There were unconfirmed reports last night that up to 35 people taken hostage by Islamic militants in Algeria had died in an air assault by state forces.
Algeria's armed forces laid siege to the Ain Amenas gas complex after the plant was seized by members of militant group Katibat Moulathamine on Wednesday - apparently in response to France's military action in Mali.
A news agency reported that Algerian helicopters had strafed dozens of hostages, including foreign nationals and British citizens, and that rebels were moving around the massive complex.
Rebel fighters claimed only seven foreign hostages were left alive, but an Algerian security official had said earlier that around 20 hostages escaped.
Foreign Secretary William Hague attempted today to downplay suggestions that the ongoing crisis was a direct response to the intervention in Mali.
"That is a convenient excuse," he said. "But usually operations like this take longer to plan.
"Whatever excuse is being used by terrorists and murderers who are involved … this is the cold-blooded murder of people going about their business."
But Stop the War Coalition convenor Lindsey German accused Mr Hague of being "either a liar or a fool."
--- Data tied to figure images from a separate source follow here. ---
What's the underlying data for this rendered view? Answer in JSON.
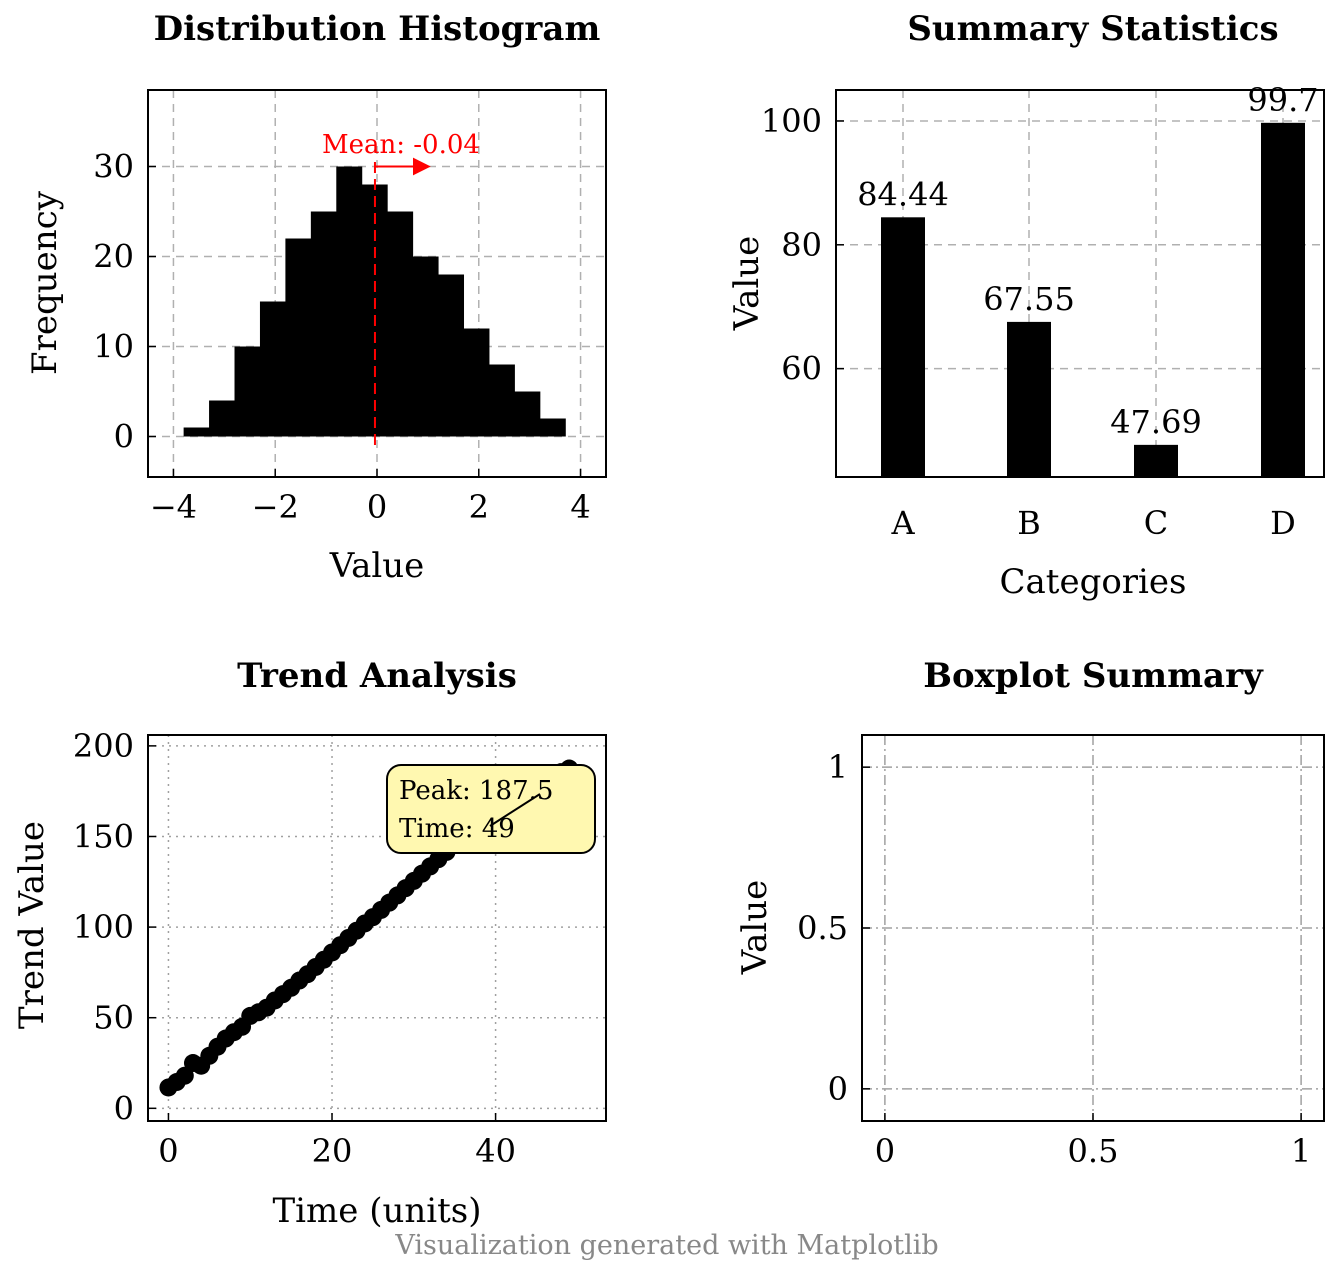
{
  "footer": "Visualization generated with Matplotlib",
  "chart_data": [
    {
      "type": "bar",
      "subtype": "histogram",
      "title": "Distribution Histogram",
      "xlabel": "Value",
      "ylabel": "Frequency",
      "xlim": [
        -4.5,
        4.5
      ],
      "ylim": [
        -4.5,
        38.5
      ],
      "xticks": [
        -4,
        -2,
        0,
        2,
        4
      ],
      "yticks": [
        0,
        10,
        20,
        30
      ],
      "grid": "dashed",
      "bin_edges": [
        -3.8,
        -3.3,
        -2.8,
        -2.3,
        -1.8,
        -1.3,
        -0.8,
        -0.3,
        0.2,
        0.7,
        1.2,
        1.7,
        2.2,
        2.7,
        3.2,
        3.7
      ],
      "values": [
        1,
        4,
        10,
        15,
        22,
        25,
        30,
        28,
        25,
        20,
        18,
        12,
        8,
        5,
        2
      ],
      "mean_line": {
        "value": -0.04,
        "label": "Mean: -0.04",
        "color": "#ff0000"
      }
    },
    {
      "type": "bar",
      "title": "Summary Statistics",
      "xlabel": "Categories",
      "ylabel": "Value",
      "categories": [
        "A",
        "B",
        "C",
        "D"
      ],
      "values": [
        84.44,
        67.55,
        47.69,
        99.7
      ],
      "value_labels": [
        "84.44",
        "67.55",
        "47.69",
        "99.7"
      ],
      "ylim": [
        42.5,
        105
      ],
      "yticks": [
        60,
        80,
        100
      ],
      "grid": "dashed"
    },
    {
      "type": "scatter",
      "title": "Trend Analysis",
      "xlabel": "Time (units)",
      "ylabel": "Trend Value",
      "xlim": [
        -2.5,
        53.5
      ],
      "ylim": [
        -7,
        206
      ],
      "xticks": [
        0,
        20,
        40
      ],
      "yticks": [
        0,
        50,
        100,
        150,
        200
      ],
      "grid": "dotted",
      "x": [
        0,
        1,
        2,
        3,
        4,
        5,
        6,
        7,
        8,
        9,
        10,
        11,
        12,
        13,
        14,
        15,
        16,
        17,
        18,
        19,
        20,
        21,
        22,
        23,
        24,
        25,
        26,
        27,
        28,
        29,
        30,
        31,
        32,
        33,
        34,
        35,
        36,
        37,
        38,
        39,
        40,
        41,
        42,
        43,
        44,
        45,
        46,
        47,
        48,
        49
      ],
      "y": [
        11.5,
        14.5,
        18,
        25,
        23.5,
        29,
        34,
        38.5,
        42,
        45,
        51,
        53,
        55.5,
        59.5,
        63,
        66.5,
        70.5,
        74,
        78,
        82,
        86,
        90,
        94,
        98,
        102,
        105.5,
        109.5,
        113.5,
        117.5,
        121.5,
        125.5,
        129.5,
        133.5,
        137.5,
        141.5,
        145.5,
        149.5,
        153.5,
        157.5,
        160.5,
        164.5,
        168,
        171.5,
        175,
        178,
        181,
        183,
        184.5,
        185.5,
        187.5
      ],
      "annotation": {
        "line1": "Peak: 187.5",
        "line2": "Time: 49",
        "fill": "#fff8b0"
      }
    },
    {
      "type": "boxplot",
      "title": "Boxplot Summary",
      "xlabel": "",
      "ylabel": "Value",
      "xlim": [
        -0.055,
        1.055
      ],
      "ylim": [
        -0.1,
        1.1
      ],
      "xticks": [
        0,
        0.5,
        1
      ],
      "xtick_labels": [
        "0",
        "0.5",
        "1"
      ],
      "yticks": [
        0,
        0.5,
        1
      ],
      "ytick_labels": [
        "0",
        "0.5",
        "1"
      ],
      "grid": "dashdot",
      "series": []
    }
  ]
}
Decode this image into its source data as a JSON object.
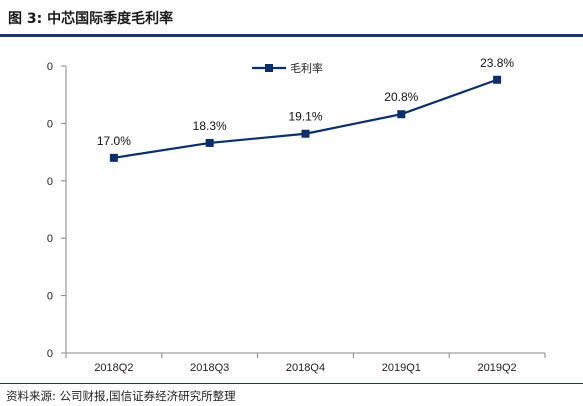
{
  "header": {
    "title": "图 3:  中芯国际季度毛利率"
  },
  "chart_data": {
    "type": "line",
    "title": "",
    "xlabel": "",
    "ylabel": "",
    "categories": [
      "2018Q2",
      "2018Q3",
      "2018Q4",
      "2019Q1",
      "2019Q2"
    ],
    "series": [
      {
        "name": "毛利率",
        "values": [
          17.0,
          18.3,
          19.1,
          20.8,
          23.8
        ],
        "labels": [
          "17.0%",
          "18.3%",
          "19.1%",
          "20.8%",
          "23.8%"
        ],
        "color": "#0b2f6b",
        "marker": "square"
      }
    ],
    "ylim": [
      0,
      25
    ],
    "y_tick_labels": [
      "0",
      "0",
      "0",
      "0",
      "0",
      "0"
    ],
    "grid": false,
    "legend": "top-center"
  },
  "source": {
    "text": "资料来源: 公司财报,国信证券经济研究所整理"
  }
}
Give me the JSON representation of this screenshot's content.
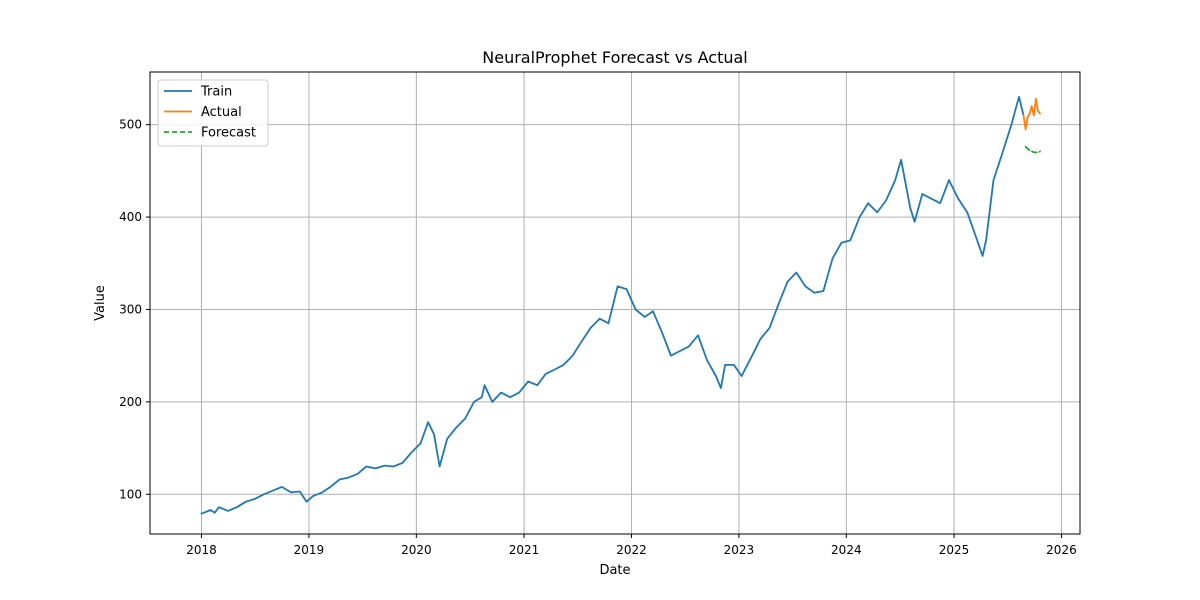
{
  "chart_data": {
    "type": "line",
    "title": "NeuralProphet Forecast vs Actual",
    "xlabel": "Date",
    "ylabel": "Value",
    "xlim": [
      "2017-07-10",
      "2026-03-05"
    ],
    "ylim": [
      57,
      557
    ],
    "x_ticks": [
      "2018-01-01",
      "2019-01-01",
      "2020-01-01",
      "2021-01-01",
      "2022-01-01",
      "2023-01-01",
      "2024-01-01",
      "2025-01-01",
      "2026-01-01"
    ],
    "x_tick_labels": [
      "2018",
      "2019",
      "2020",
      "2021",
      "2022",
      "2023",
      "2024",
      "2025",
      "2026"
    ],
    "y_ticks": [
      100,
      200,
      300,
      400,
      500
    ],
    "y_tick_labels": [
      "100",
      "200",
      "300",
      "400",
      "500"
    ],
    "grid": true,
    "legend_position": "top-left",
    "series": [
      {
        "name": "Train",
        "color": "#1f77b4",
        "style": "solid",
        "points": [
          [
            "2018-01-01",
            79
          ],
          [
            "2018-02-01",
            83
          ],
          [
            "2018-02-15",
            80
          ],
          [
            "2018-03-01",
            86
          ],
          [
            "2018-04-01",
            82
          ],
          [
            "2018-05-01",
            86
          ],
          [
            "2018-06-01",
            92
          ],
          [
            "2018-07-01",
            95
          ],
          [
            "2018-08-01",
            100
          ],
          [
            "2018-09-01",
            104
          ],
          [
            "2018-10-01",
            108
          ],
          [
            "2018-11-01",
            102
          ],
          [
            "2018-12-01",
            103
          ],
          [
            "2018-12-24",
            92
          ],
          [
            "2019-01-15",
            98
          ],
          [
            "2019-02-15",
            102
          ],
          [
            "2019-03-15",
            108
          ],
          [
            "2019-04-15",
            116
          ],
          [
            "2019-05-15",
            118
          ],
          [
            "2019-06-15",
            122
          ],
          [
            "2019-07-15",
            130
          ],
          [
            "2019-08-15",
            128
          ],
          [
            "2019-09-15",
            131
          ],
          [
            "2019-10-15",
            130
          ],
          [
            "2019-11-15",
            134
          ],
          [
            "2019-12-15",
            145
          ],
          [
            "2020-01-15",
            155
          ],
          [
            "2020-02-10",
            178
          ],
          [
            "2020-03-01",
            165
          ],
          [
            "2020-03-20",
            130
          ],
          [
            "2020-04-15",
            160
          ],
          [
            "2020-05-15",
            172
          ],
          [
            "2020-06-15",
            182
          ],
          [
            "2020-07-15",
            200
          ],
          [
            "2020-08-10",
            205
          ],
          [
            "2020-08-20",
            218
          ],
          [
            "2020-09-15",
            200
          ],
          [
            "2020-10-15",
            210
          ],
          [
            "2020-11-15",
            205
          ],
          [
            "2020-12-15",
            210
          ],
          [
            "2021-01-15",
            222
          ],
          [
            "2021-02-15",
            218
          ],
          [
            "2021-03-15",
            230
          ],
          [
            "2021-04-15",
            235
          ],
          [
            "2021-05-15",
            240
          ],
          [
            "2021-06-15",
            250
          ],
          [
            "2021-07-15",
            265
          ],
          [
            "2021-08-15",
            280
          ],
          [
            "2021-09-15",
            290
          ],
          [
            "2021-10-15",
            285
          ],
          [
            "2021-11-15",
            325
          ],
          [
            "2021-12-15",
            322
          ],
          [
            "2022-01-15",
            300
          ],
          [
            "2022-02-15",
            292
          ],
          [
            "2022-03-15",
            298
          ],
          [
            "2022-04-15",
            275
          ],
          [
            "2022-05-15",
            250
          ],
          [
            "2022-06-15",
            255
          ],
          [
            "2022-07-15",
            260
          ],
          [
            "2022-08-15",
            272
          ],
          [
            "2022-09-15",
            245
          ],
          [
            "2022-10-15",
            228
          ],
          [
            "2022-11-01",
            215
          ],
          [
            "2022-11-15",
            240
          ],
          [
            "2022-12-15",
            240
          ],
          [
            "2023-01-10",
            228
          ],
          [
            "2023-02-15",
            250
          ],
          [
            "2023-03-15",
            268
          ],
          [
            "2023-04-15",
            280
          ],
          [
            "2023-05-15",
            305
          ],
          [
            "2023-06-15",
            330
          ],
          [
            "2023-07-15",
            340
          ],
          [
            "2023-08-15",
            325
          ],
          [
            "2023-09-15",
            318
          ],
          [
            "2023-10-15",
            320
          ],
          [
            "2023-11-15",
            355
          ],
          [
            "2023-12-15",
            372
          ],
          [
            "2024-01-15",
            375
          ],
          [
            "2024-02-15",
            400
          ],
          [
            "2024-03-15",
            415
          ],
          [
            "2024-04-15",
            405
          ],
          [
            "2024-05-15",
            418
          ],
          [
            "2024-06-15",
            440
          ],
          [
            "2024-07-05",
            462
          ],
          [
            "2024-08-05",
            410
          ],
          [
            "2024-08-20",
            395
          ],
          [
            "2024-09-15",
            425
          ],
          [
            "2024-10-15",
            420
          ],
          [
            "2024-11-15",
            415
          ],
          [
            "2024-12-15",
            440
          ],
          [
            "2025-01-15",
            420
          ],
          [
            "2025-02-15",
            405
          ],
          [
            "2025-03-15",
            380
          ],
          [
            "2025-04-08",
            358
          ],
          [
            "2025-04-20",
            375
          ],
          [
            "2025-05-15",
            440
          ],
          [
            "2025-06-15",
            470
          ],
          [
            "2025-07-15",
            500
          ],
          [
            "2025-08-01",
            520
          ],
          [
            "2025-08-10",
            530
          ],
          [
            "2025-08-25",
            510
          ]
        ]
      },
      {
        "name": "Actual",
        "color": "#ff7f0e",
        "style": "solid",
        "points": [
          [
            "2025-08-25",
            510
          ],
          [
            "2025-09-01",
            495
          ],
          [
            "2025-09-08",
            508
          ],
          [
            "2025-09-15",
            512
          ],
          [
            "2025-09-22",
            520
          ],
          [
            "2025-09-29",
            510
          ],
          [
            "2025-10-06",
            528
          ],
          [
            "2025-10-13",
            515
          ],
          [
            "2025-10-20",
            512
          ]
        ]
      },
      {
        "name": "Forecast",
        "color": "#2ca02c",
        "style": "dashed",
        "points": [
          [
            "2025-09-01",
            476
          ],
          [
            "2025-09-15",
            472
          ],
          [
            "2025-10-01",
            470
          ],
          [
            "2025-10-15",
            470
          ],
          [
            "2025-10-20",
            471
          ]
        ]
      }
    ]
  }
}
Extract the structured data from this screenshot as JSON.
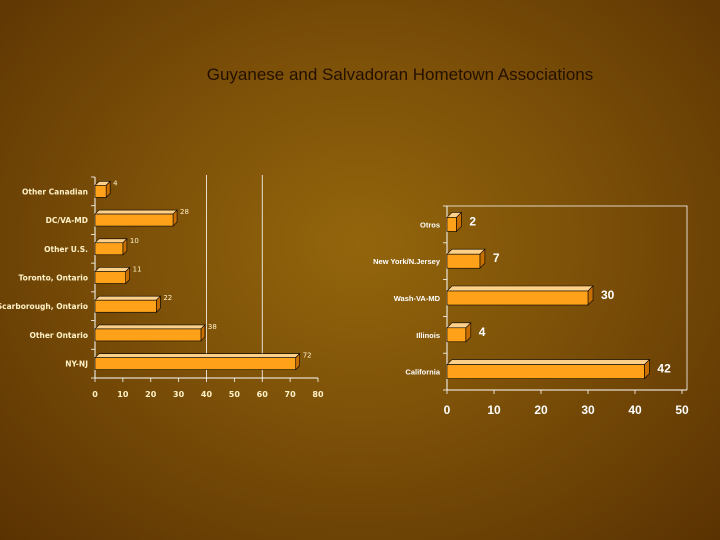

She said: "When France began its air strikes and invasion in Mali last week the rebels there warned its government that there would be retaliation."
"Blowback has come more rapidly than anyone expected.
"Hague is a completely incompetent fool. Anyone who does not connect the two has something completely wrong with their senses and has no place in politics.
"My fear is that if there are more deaths of foreign nationals it will be used as an excuse for further reprisals and the situation will escalate."
And while insisting no British troops would be involved in freeing hostages, a spokesman for Prime Minister David Cameron revealed that the PM had only been told of the botched rescue after it happened.
"We would have preferred to be consulted in advance," he said.
Meanwhile confusion also surrounded France's military adventure in Mali today as the ex-colonial power ramped up its military presence to 1,400 troops.
The town of Banamba was put on alert and Malian soldiers sped there after a reported sighting of jihadists in the vicinity.
Banamba is connected by a secondary road to the garrison town of Diabali, which has reportedly been encircled by French special forces and was the scene of intense fighting.
Residents who escaped Diabali said French bombs continued to hit Islamist positions there overnight but they said the town remained under the control of the radical Islamists.
Fighting erupted between Islamists and Malian soldiers in the central town of Konna, and the Malian army claimed to have recaptured the town.
French government sources continued to talk up the military action although there remained little to back up their claims.